As Trump’s handpicked candidates underperform in elections across the nation, Republicans are looking towards a GOP future without Trump.


Following the results of the midterm elections that took place Nov. 8th, the “red wave” that Republicans eagerly anticipated ahead of the elections materialized as little more than a “red splash”— and Republicans blame former President Donald Trump. 

While dozens of Trump-endorsed, election-denying Republicans won their elections across the country, dozens also lost. To fellow GOP members, this was a sign that voters were turned off by “Republican extremists.” “America has been asking for more moderation for quite some time,” said New Hampshire Gov. Chris Sununu (R), “There’s just certain parts of the Republican Party that haven’t listened so well. We’ve just got to get back to basics. It’s not unfixable.”

This was partially true, as Democratic candidates painted Trump-aligned opponents as “dangers to democracy,” highlighting the urgency of saving democracy as a central part of their strategy — a strategy which seemed to work. Democrat-aligned groups had even spent millions to help these candidates with their GOP primaries, “figuring that their far-right status would make them easier to defeat in the general election,” as reported by Politico.

CNBC reports that some Republican mega donors, joining the Trump blame game, have begun to look for other candidates to donate to despite Trump’s presidential bid announcement on Tuesday: “‘I’m not going to give (Trump) a f—ing nickel,’ said New York-based businessperson Andy Sabin, who donated $120,000 toward Trump’s failed 2020 reelection bid … At the end of the day, people stayed away because of Trump,’ Sabin told CNBC.”

Despite Trump’s lingering influence on the party, Trump-opposing Republican politicians and donors aren’t misguided in envisioning a future GOP without Trump.

This is supported by the fact that while Trump’s handpicked candidates won by mediocre margins or underperformed and lost, Trump’s biggest GOP rival, Republican Gov. of Florida Ron Desantis delivered an astonishing victory. Desantis not only secured a nearly 20-point percentage lead but went as far as flipping the Miami-Dade county, which hadn’t voted for a Republican in decades.  

According to CNBC, Desantis is one of the most popular candidates for leading the party toward a promising post-Trump future: “Some of the nation’s wealthiest GOP donors have been eyeing Florida’s and Virginia’s Republican governors, Ron DeSantis and Glenn Youngkin, as more rational — and more importantly, electable — candidates for the White House in 2024.”

One opinion article from the Washington Post suggests that the reality of a Desantis presidency would be an official departure from “Trump era politics,” and a return to normalcy — a supposedly desired result from all sides of the U.S. political spectrum. 

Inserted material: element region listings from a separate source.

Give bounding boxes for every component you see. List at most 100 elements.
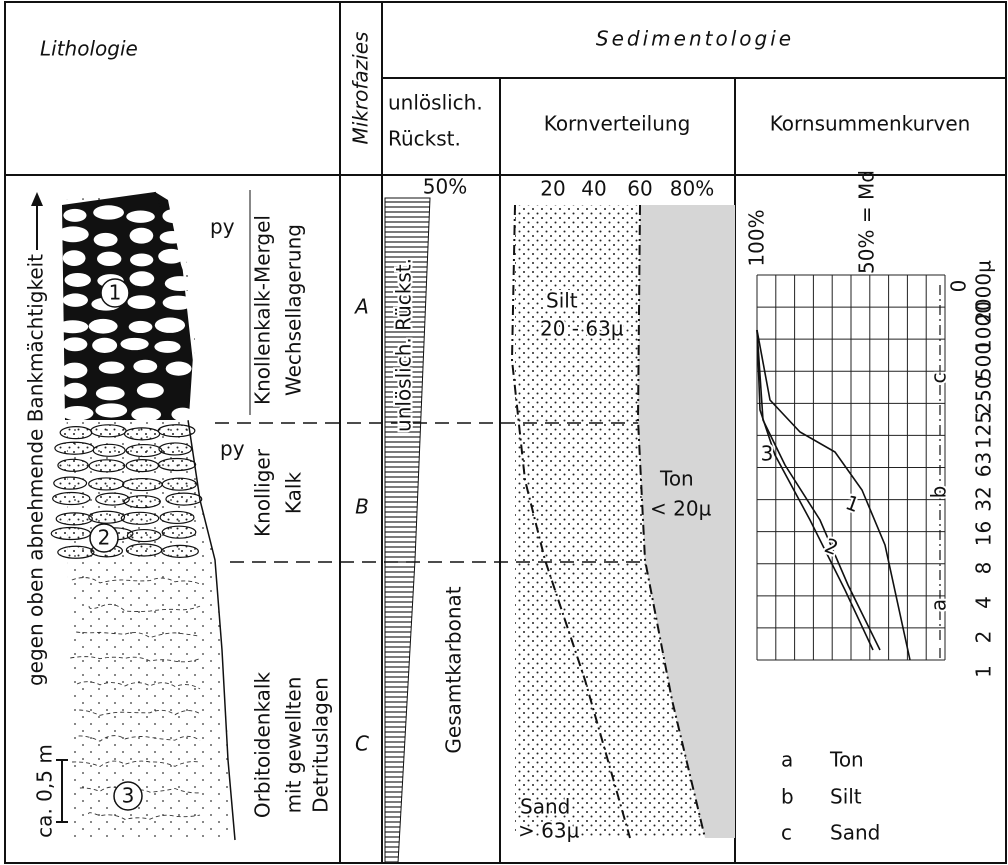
nodule [165,276,196,291]
bed-marker-label: 3 [122,784,135,808]
nodule [92,338,117,353]
insoluble-header: Rückst. [388,127,461,151]
size-label: 16 [972,521,996,546]
nodule [160,511,194,523]
nodule [89,460,125,472]
nodule [127,295,155,309]
nodule [123,479,162,491]
nodule [63,293,88,306]
nodule [89,478,124,490]
nodule [58,459,88,471]
vertical-label: unlöslich. Rückst. [392,258,416,432]
figure: Lithologie Mikrofazies Sedimentologie un… [0,0,1008,865]
fraction-name: Sand [520,795,570,819]
nodule [91,425,126,437]
legend-key: a [781,748,793,772]
nodule [89,319,118,334]
top-label: 100% [745,209,769,266]
nodule [53,493,90,505]
size-label: 1 [972,665,996,678]
thickness-label: gegen oben abnehmende Bankmächtigkeit [24,254,48,686]
top-label: 50% = Md [855,170,879,274]
nodule [126,445,162,457]
nodule [65,273,91,287]
legend-key: c [781,821,792,845]
nodule [162,526,196,538]
nodule [96,387,125,401]
nodule [89,511,125,523]
nodule [63,250,86,266]
nodule [162,545,199,557]
nodule [94,233,118,247]
fraction-label: b [927,486,951,499]
unit-name: Knolliger [251,448,275,537]
nodule [57,226,88,242]
unit-detail: mit gewellten [282,677,306,814]
unit-name: Orbitoidenkalk [251,672,275,819]
nodule [54,477,87,489]
nodule [130,228,154,244]
cumulative-header: Kornsummenkurven [770,112,971,136]
nodule [64,383,87,399]
nodule [155,318,185,333]
fraction-name: Silt [546,289,578,313]
nodule [130,271,155,286]
nodule [166,493,202,505]
lithology-column [51,192,235,840]
curve-label: 2 [821,533,841,560]
legend-label: Silt [830,785,862,809]
curve-label: 1 [842,490,862,517]
size-label: 125 [972,411,996,449]
scale-label: 50% [423,175,467,199]
zone-label: C [355,732,369,756]
nodule [127,530,160,542]
size-label: 250 [972,376,996,414]
nodule [171,408,194,421]
fraction-label: a [927,599,951,611]
fraction-range: 20 - 63µ [540,317,624,341]
nodule [126,460,158,472]
bed-marker: 3 [114,782,142,810]
fraction-name: Ton [659,467,694,491]
scale-label: ca. 0,5 m [33,744,57,838]
nodule [159,443,192,455]
top-label: 0 [947,280,971,293]
fraction-range: < 20µ [650,497,712,521]
nodule [99,361,125,373]
nodule [51,528,90,540]
nodule [124,428,159,440]
unit-detail: Kalk [282,472,306,515]
bed-marker-label: 2 [98,526,111,550]
legend-label: Ton [829,748,864,772]
grain-header: Kornverteilung [544,112,691,136]
nodule [158,249,184,264]
nodule [120,338,148,350]
nodule [162,478,196,490]
nodule [163,296,194,310]
legend-key: b [781,785,794,809]
pyrite-label: py [220,437,245,461]
nodule [137,383,164,398]
unit-name: Knollenkalk-Mergel [251,215,275,405]
nodule [130,253,153,266]
nodule [162,209,186,223]
nodule [63,209,86,222]
nodule [97,252,121,266]
fraction-label: c [927,373,951,384]
bed-marker: 1 [101,279,129,307]
curve-label: 3 [761,442,774,466]
size-label: 8 [972,562,996,575]
scale-label: 60 [627,177,652,201]
microfacies-title: Mikrofazies [349,32,373,145]
nodule [133,360,157,373]
zone-label: A [353,295,369,319]
legend-label: Sand [830,821,880,845]
nodule [158,459,195,471]
unit-detail: Detrituslagen [309,677,333,813]
fraction-range: > 63µ [518,819,580,843]
vertical-label: Gesamtkarbonat [442,586,466,753]
bed-marker-label: 1 [109,281,122,305]
curve [757,330,910,660]
scale-label: 40 [581,177,606,201]
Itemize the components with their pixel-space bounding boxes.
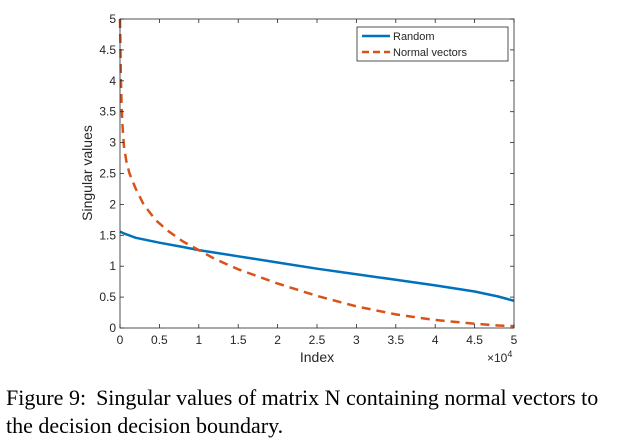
y-tick-label: 4.5 — [99, 43, 116, 57]
x-tick-label: 5 — [511, 333, 518, 347]
y-tick-label: 0 — [109, 321, 116, 335]
legend-label-normal-vectors: Normal vectors — [393, 47, 467, 59]
x-tick-label: 4.5 — [466, 333, 483, 347]
plot-area — [120, 19, 514, 328]
x-tick-label: 0.5 — [151, 333, 168, 347]
singular-values-chart: 0 0.5 1 1.5 2 2.5 3 3.5 4 4.5 5 0 0.5 1 1.5 2 2.5 3 3.5 4 4… — [79, 12, 518, 365]
legend-box — [356, 26, 509, 62]
y-tick-label: 2 — [109, 197, 116, 211]
x-tick-labels: 0 0.5 1 1.5 2 2.5 3 3.5 4 4.5 5 — [117, 333, 518, 347]
y-tick-label: 1 — [109, 259, 116, 273]
y-tick-label: 4 — [109, 74, 116, 88]
x-tick-label: 2 — [274, 333, 281, 347]
x-tick-label: 2.5 — [309, 333, 326, 347]
series-layer — [118, 18, 515, 328]
y-tick-label: 3.5 — [99, 105, 116, 119]
y-axis-title: Singular values — [79, 125, 95, 221]
x-tick-label: 3.5 — [387, 333, 404, 347]
y-tick-label: 3 — [109, 136, 116, 150]
y-tick-label: 1.5 — [99, 228, 116, 242]
caption-prefix: Figure 9: — [6, 385, 87, 410]
x-tick-label: 4 — [432, 333, 439, 347]
x-tick-label: 3 — [353, 333, 360, 347]
y-tick-label: 5 — [109, 12, 116, 26]
x-multiplier-label: ×104 — [487, 349, 512, 365]
x-tick-label: 1.5 — [230, 333, 247, 347]
caption-text: Singular values of matrix N containing n… — [6, 385, 599, 438]
legend: Random Normal vectors — [356, 26, 509, 62]
y-tick-label: 2.5 — [99, 167, 116, 181]
figure-caption: Figure 9: Singular values of matrix N con… — [6, 384, 618, 440]
axes-layer — [119, 18, 515, 329]
series-line-random — [119, 230, 515, 303]
legend-label-random: Random — [393, 31, 435, 43]
x-tick-label: 1 — [195, 333, 202, 347]
x-axis-title: Index — [300, 349, 334, 365]
y-tick-label: 0.5 — [99, 290, 116, 304]
y-tick-labels: 0 0.5 1 1.5 2 2.5 3 3.5 4 4.5 5 — [99, 12, 116, 335]
x-tick-label: 0 — [117, 333, 124, 347]
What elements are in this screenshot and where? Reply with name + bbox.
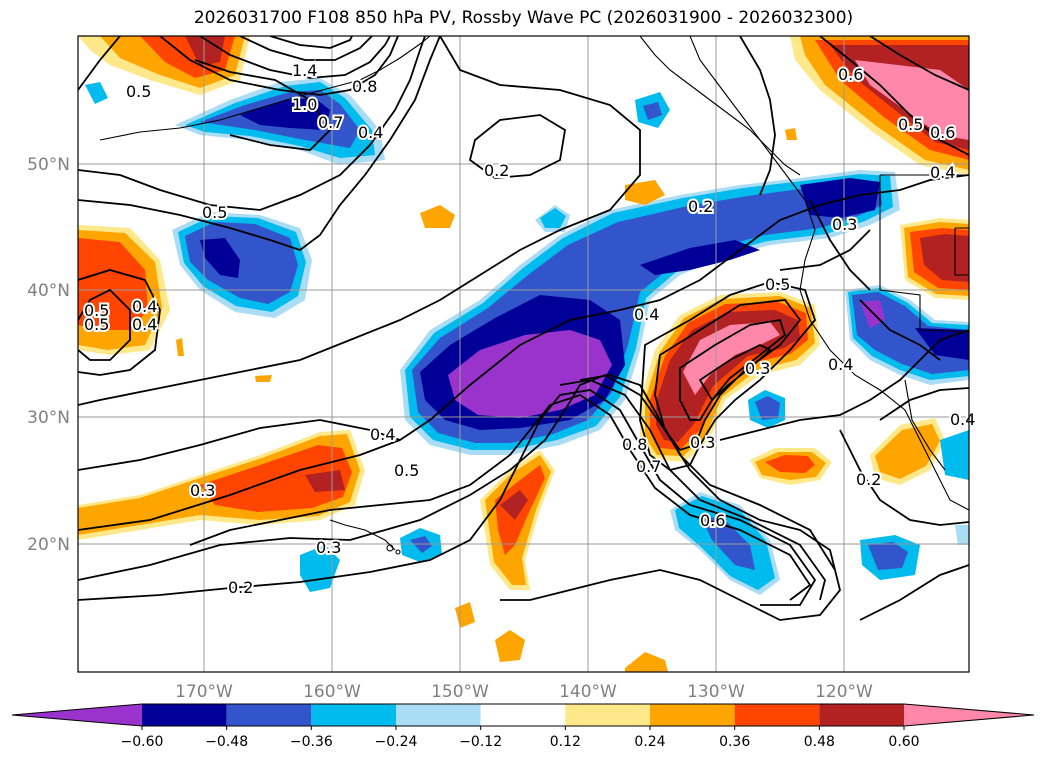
contour-label: 0.4 xyxy=(828,355,853,374)
contour-label: 0.4 xyxy=(358,123,383,142)
colorbar-tick-label: 0.36 xyxy=(719,734,750,750)
map-frame xyxy=(77,35,970,673)
longitude-labels: 170°W 160°W 150°W 140°W 130°W 120°W xyxy=(175,682,873,702)
contour-label: 0.2 xyxy=(228,578,253,597)
colorbar-segment xyxy=(650,704,735,726)
contour-label: 0.7 xyxy=(318,113,343,132)
colorbar-segment xyxy=(311,704,396,726)
colorbar-tick-label: 0.60 xyxy=(888,734,919,750)
lat-label: 50°N xyxy=(27,155,70,175)
contour-label: 1.0 xyxy=(292,95,317,114)
contour-label: 0.5 xyxy=(202,203,227,222)
map-title: 2026031700 F108 850 hPa PV, Rossby Wave … xyxy=(193,8,854,28)
lon-label: 150°W xyxy=(431,682,489,702)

The Washington Post op-ed states, “Maybe to truly and permanently put the Trump era of American politics behind us, Democrats will have to accept a slightly higher risk of a not-so-crazy Republican winning the general election. Considering the stakes, that doesn’t seem like too much to ask.”

Desantis’ popularity as a rising star in the GOP continues to solidify as a recent poll by the Economist/YouGov reveals that following the election results, Republicans prefer Desantis over Trump if the two were to clash in the primaries, polling Desantis at 46% to Trump at 39%.

The GOP is splintering as Republicans begin to position themselves against the former conservative powerhouse who led them to the White House. Pinning election failures, voter stigmatization and a divided party on the ex-president, voters, politicians and donors are considering new candidates to lead the party. 

Desantis and Youngkin are considered some of the most promising candidates, with clear evidence suggesting that Desantis is in a perfect position to challenge Trump if the Floridian Governor were to announce a presidential bid. Despite the uncertainty that Desantis will announce a 2024 presidential run, one thing is becoming apparent: every move that Trump makes seemingly garners more opposition than support within his own party.